A booming energy sector is creating a strong market for graduates with degrees in Geographic Information Systems technology.
The turmoil in Washington over the controversial Keystone Pipeline Project (the pipeline that would move tar sands crude oil from Canada to locations in the U.S.) has obscured an important employment trend for today’s graduates: the fact that the GIS (Geographic Information Systems) technology used to build the 2,000-plus mile, $12 billion pipeline indicates high demand for college graduates with GIS degrees.
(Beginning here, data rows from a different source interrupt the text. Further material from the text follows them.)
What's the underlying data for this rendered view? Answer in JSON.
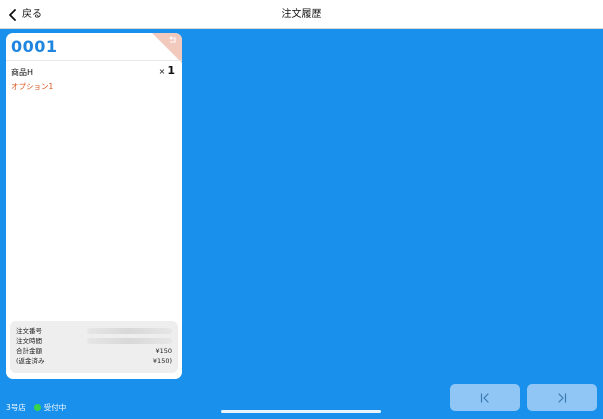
{
  "header": {
    "back_label": "戻る",
    "title": "注文履歴"
  },
  "order": {
    "number": "0001",
    "items": [
      {
        "name": "商品H",
        "qty_prefix": "×",
        "qty": "1",
        "option": "オプション1"
      }
    ],
    "summary": {
      "order_no_label": "注文番号",
      "order_time_label": "注文時間",
      "total_label": "合計金額",
      "total_value": "¥150",
      "refunded_label": "(返金済み",
      "refunded_value": "¥150)"
    }
  },
  "footer": {
    "store_name": "3号店",
    "status_label": "受付中"
  },
  "colors": {
    "background": "#1890ec",
    "order_number": "#1f86e0",
    "option_text": "#d9541e",
    "status_dot": "#39d34a",
    "nav_button": "#8fc6f5"
  },
  "icons": {
    "back": "chevron-left-icon",
    "corner": "refund-corner-icon",
    "first": "skip-first-icon",
    "last": "skip-last-icon"
  }
}
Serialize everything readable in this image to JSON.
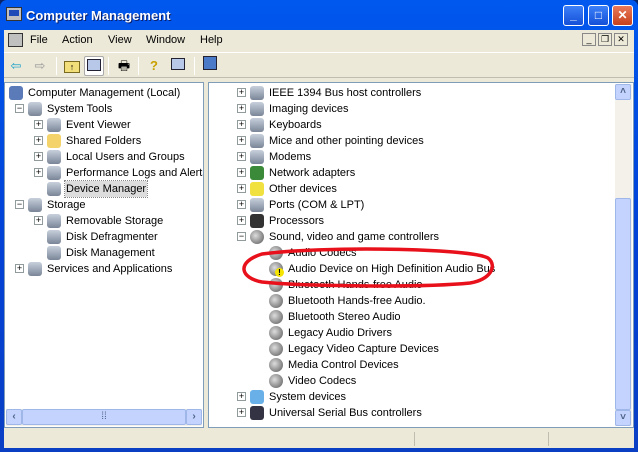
{
  "window": {
    "title": "Computer Management",
    "controls": [
      "minimize",
      "maximize",
      "close"
    ]
  },
  "menu": [
    "File",
    "Action",
    "View",
    "Window",
    "Help"
  ],
  "toolbar": [
    {
      "name": "back-button",
      "icon": "back-arrow-icon"
    },
    {
      "name": "forward-button",
      "icon": "forward-arrow-icon"
    },
    {
      "name": "up-one-level-button",
      "icon": "folder-up-icon"
    },
    {
      "name": "show-hide-console-tree-button",
      "icon": "console-tree-icon",
      "pressed": true
    },
    {
      "name": "print-button",
      "icon": "printer-icon"
    },
    {
      "name": "help-button",
      "icon": "help-icon"
    },
    {
      "name": "show-hide-action-pane-button",
      "icon": "action-pane-icon"
    },
    {
      "name": "properties-button",
      "icon": "properties-icon"
    }
  ],
  "left_tree": [
    {
      "label": "Computer Management (Local)",
      "level": 0,
      "exp": "",
      "icon": "computer"
    },
    {
      "label": "System Tools",
      "level": 1,
      "exp": "-",
      "icon": "tools"
    },
    {
      "label": "Event Viewer",
      "level": 2,
      "exp": "+",
      "icon": "event"
    },
    {
      "label": "Shared Folders",
      "level": 2,
      "exp": "+",
      "icon": "folder"
    },
    {
      "label": "Local Users and Groups",
      "level": 2,
      "exp": "+",
      "icon": "users"
    },
    {
      "label": "Performance Logs and Alerts",
      "level": 2,
      "exp": "+",
      "icon": "perf"
    },
    {
      "label": "Device Manager",
      "level": 2,
      "exp": "",
      "icon": "device",
      "selected": true
    },
    {
      "label": "Storage",
      "level": 1,
      "exp": "-",
      "icon": "storage"
    },
    {
      "label": "Removable Storage",
      "level": 2,
      "exp": "+",
      "icon": "removable"
    },
    {
      "label": "Disk Defragmenter",
      "level": 2,
      "exp": "",
      "icon": "defrag"
    },
    {
      "label": "Disk Management",
      "level": 2,
      "exp": "",
      "icon": "disk"
    },
    {
      "label": "Services and Applications",
      "level": 1,
      "exp": "+",
      "icon": "services"
    }
  ],
  "right_tree": [
    {
      "label": "IEEE 1394 Bus host controllers",
      "level": 0,
      "exp": "+",
      "icon": "ieee"
    },
    {
      "label": "Imaging devices",
      "level": 0,
      "exp": "+",
      "icon": "imaging"
    },
    {
      "label": "Keyboards",
      "level": 0,
      "exp": "+",
      "icon": "keyboard"
    },
    {
      "label": "Mice and other pointing devices",
      "level": 0,
      "exp": "+",
      "icon": "mouse"
    },
    {
      "label": "Modems",
      "level": 0,
      "exp": "+",
      "icon": "modem"
    },
    {
      "label": "Network adapters",
      "level": 0,
      "exp": "+",
      "icon": "network"
    },
    {
      "label": "Other devices",
      "level": 0,
      "exp": "+",
      "icon": "unknown"
    },
    {
      "label": "Ports (COM & LPT)",
      "level": 0,
      "exp": "+",
      "icon": "port"
    },
    {
      "label": "Processors",
      "level": 0,
      "exp": "+",
      "icon": "cpu"
    },
    {
      "label": "Sound, video and game controllers",
      "level": 0,
      "exp": "-",
      "icon": "speaker"
    },
    {
      "label": "Audio Codecs",
      "level": 1,
      "exp": "",
      "icon": "speaker"
    },
    {
      "label": "Audio Device on High Definition Audio Bus",
      "level": 1,
      "exp": "",
      "icon": "speaker",
      "warning": true,
      "circled": true
    },
    {
      "label": "Bluetooth Hands-free Audio",
      "level": 1,
      "exp": "",
      "icon": "speaker"
    },
    {
      "label": "Bluetooth Hands-free Audio.",
      "level": 1,
      "exp": "",
      "icon": "speaker"
    },
    {
      "label": "Bluetooth Stereo Audio",
      "level": 1,
      "exp": "",
      "icon": "speaker"
    },
    {
      "label": "Legacy Audio Drivers",
      "level": 1,
      "exp": "",
      "icon": "speaker"
    },
    {
      "label": "Legacy Video Capture Devices",
      "level": 1,
      "exp": "",
      "icon": "speaker"
    },
    {
      "label": "Media Control Devices",
      "level": 1,
      "exp": "",
      "icon": "speaker"
    },
    {
      "label": "Video Codecs",
      "level": 1,
      "exp": "",
      "icon": "speaker"
    },
    {
      "label": "System devices",
      "level": 0,
      "exp": "+",
      "icon": "system"
    },
    {
      "label": "Universal Serial Bus controllers",
      "level": 0,
      "exp": "+",
      "icon": "usb"
    }
  ],
  "right_scroll_position": 1.0,
  "colors": {
    "annotation": "#e8101a",
    "warning": "#f5e300",
    "titlebar": "#0058ee"
  }
}
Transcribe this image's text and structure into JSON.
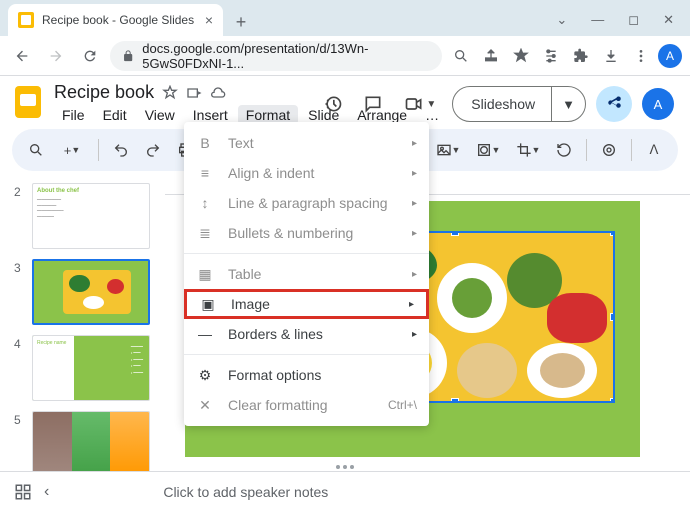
{
  "browser": {
    "tab_title": "Recipe book - Google Slides",
    "url": "docs.google.com/presentation/d/13Wn-5GwS0FDxNI-1...",
    "avatar_initial": "A"
  },
  "doc": {
    "title": "Recipe book",
    "avatar_initial": "A"
  },
  "menubar": [
    "File",
    "Edit",
    "View",
    "Insert",
    "Format",
    "Slide",
    "Arrange",
    "…"
  ],
  "menubar_active_index": 4,
  "toolbar": {
    "slideshow_label": "Slideshow"
  },
  "format_menu": [
    {
      "icon": "B",
      "label": "Text",
      "enabled": false,
      "arrow": true
    },
    {
      "icon": "≡",
      "label": "Align & indent",
      "enabled": false,
      "arrow": true
    },
    {
      "icon": "↕",
      "label": "Line & paragraph spacing",
      "enabled": false,
      "arrow": true
    },
    {
      "icon": "≣",
      "label": "Bullets & numbering",
      "enabled": false,
      "arrow": true
    },
    {
      "sep": true
    },
    {
      "icon": "▦",
      "label": "Table",
      "enabled": false,
      "arrow": true
    },
    {
      "icon": "▣",
      "label": "Image",
      "enabled": true,
      "arrow": true,
      "highlight": true
    },
    {
      "icon": "—",
      "label": "Borders & lines",
      "enabled": true,
      "arrow": true
    },
    {
      "sep": true
    },
    {
      "icon": "⚙",
      "label": "Format options",
      "enabled": true,
      "arrow": false
    },
    {
      "icon": "✕",
      "label": "Clear formatting",
      "enabled": false,
      "arrow": false,
      "shortcut": "Ctrl+\\"
    }
  ],
  "filmstrip": [
    {
      "num": "2",
      "type": "white"
    },
    {
      "num": "3",
      "type": "green",
      "selected": true
    },
    {
      "num": "4",
      "type": "green-split"
    },
    {
      "num": "5",
      "type": "images"
    }
  ],
  "notes": {
    "placeholder": "Click to add speaker notes"
  }
}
Regardless of the eventual fate of the Keystone Pipeline Project, the surge in demand for GIS qualified jobseekers is likely to intensify. Federal mandates under the Clean Water Act require new pipelines or right-of-ways to be surveyed and mapped as a safeguard against unforeseen effects on the environment.
With the network of U.S. pipelines experiencing substantial gains – from 131,000 miles in 2005 to 149,000 in 2009 – the acquisition of a GIS degree gives energy sector jobseekers an advantage in both the current and future job markets.
“GIS provides an essential tool for managing a project of this scale and magnitude and GIS professionals are the right people that make this happen,” says Devon Cancilla, Ph.D., dean, business and technology at American Sentinel University.
According to Cancilla, American Sentinel’s online GIS degree equips students with the ability to interpret and visualize spatial data, information that is vital to the discovery of patterns, trends and relationships in geo-mapping. Qualified GIS professionals are responsible for identifying natural resources and hazards (e.g. migratory patterns of wildlife), at a time when better decision-making is a critical objective throughout the energy sector.
Without GIS technology, reporting for the Keystone Pipeline Project and other oil industry initiatives would be virtually impossible. That’s good news for jobseekers, since rising energy demands ensure the value of GIS degrees well into the foreseeable future.